In this case, the upper lobe was fluorescent after the intravenous injection of ICG, while the lower lobe remained dark because no blood entered the lower lobe obviously after the inferior pulmonary vein was cut off. It is well known that the pulmonary circulation system is a low-pressure system compared with the systemic circulation. The venous blood would remain in the left lower lobar tissue after the inferior pulmonary vein was blocked, which could consequently increase the intravascular pressure in the left lower lobar tissue to a level higher than the pulmonary artery pressure. Thus, the pulmonary arterial blood may not be able to enter the left lower lobe for a short time after the inferior pulmonary vein is blocked. Traditional theory is that blood will still go into the lobe due to the arteries’ high pressure. Our practice showed firstly the opposite. We did not notice obvious lung congestion of the left lower lobe, maybe because the observation time only last a few minutes. This novel approach suggests that thoracic surgeons could close the pulmonary veins prior to ligating the pulmonary arteries without worrying lung congestion at least for a short time, which meets the operative principle of malignant tumors. However, the lung congestion maybe unavoidable according to time course after the ligation of pulmonary veins, which would occupy the chest space and increase the difficulty of VATS lobectomy.

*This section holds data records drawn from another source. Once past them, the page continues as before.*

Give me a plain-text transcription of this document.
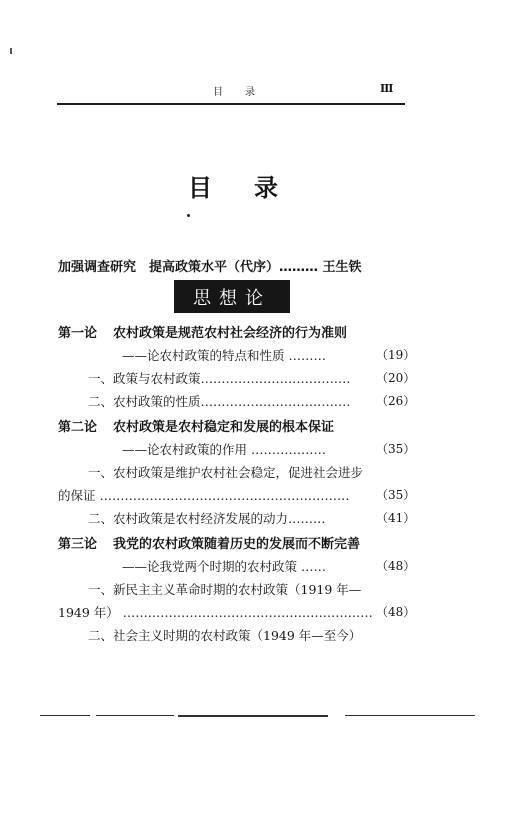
目录	Ⅲ
目录
加强调查研究　提高政策水平（代序）……… 王生铁
思想论
第一论 农村政策是规范农村社会经济的行为准则
——论农村政策的特点和性质 ………	（19）
一、政策与农村政策……………………………… （20）
二、农村政策的性质……………………………… （26）
第二论 农村政策是农村稳定和发展的根本保证
——论农村政策的作用 ………………	（35）
一、农村政策是维护农村社会稳定，促进社会进步
的保证 …………………………………………………… （35）
二、农村政策是农村经济发展的动力………	（41）
第三论 我党的农村政策随着历史的发展而不断完善
——论我党两个时期的农村政策 ……	（48）
一、新民主主义革命时期的农村政策（1919 年—
1949 年） …………………………………………………… （48）
二、社会主义时期的农村政策（1949 年—至今）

This novel technique had its unique advantages. Previous reports using NIR thoracoscopy to identify the intersegmental lines were mainly ICG injection after ligation of pulmonary segmental arteries (7). However, pulmonary arteries were much more difficult to dissect than pulmonary veins in patients with incomplete fissure. The method used in our case only needed to ligate the pulmonary vein and inject ICG through the peripheral venous catheter. This technique may effectively facilitate the intraoperative identification of interlobar fissures, shorten surgical time for VATS lobectomy, and reduce the risk for lobectomy-associated PAL. Future studies are required to further validate the technique.
Conclusions
In summary, we reported a novel and convenient technique to identify interlobar fissure and facilitate fissure dissection in patients with fissureless fissure using NIR thoracoscopy with ICG after ligation of pulmonary vein for the first time. However, a larger clinical study is needed to validate this new method in the future.
Acknowledgements
Funding: The study was supported by the Peking University People’s Hospital Research and Development Foundation (No. RDC2015-33).
Footnote
Conflicts of Interest: The authors have no conflicts of interest to declare.
Informed Consent: Written informed consent was obtained from the patient for publication of this manuscript and any accompanying images.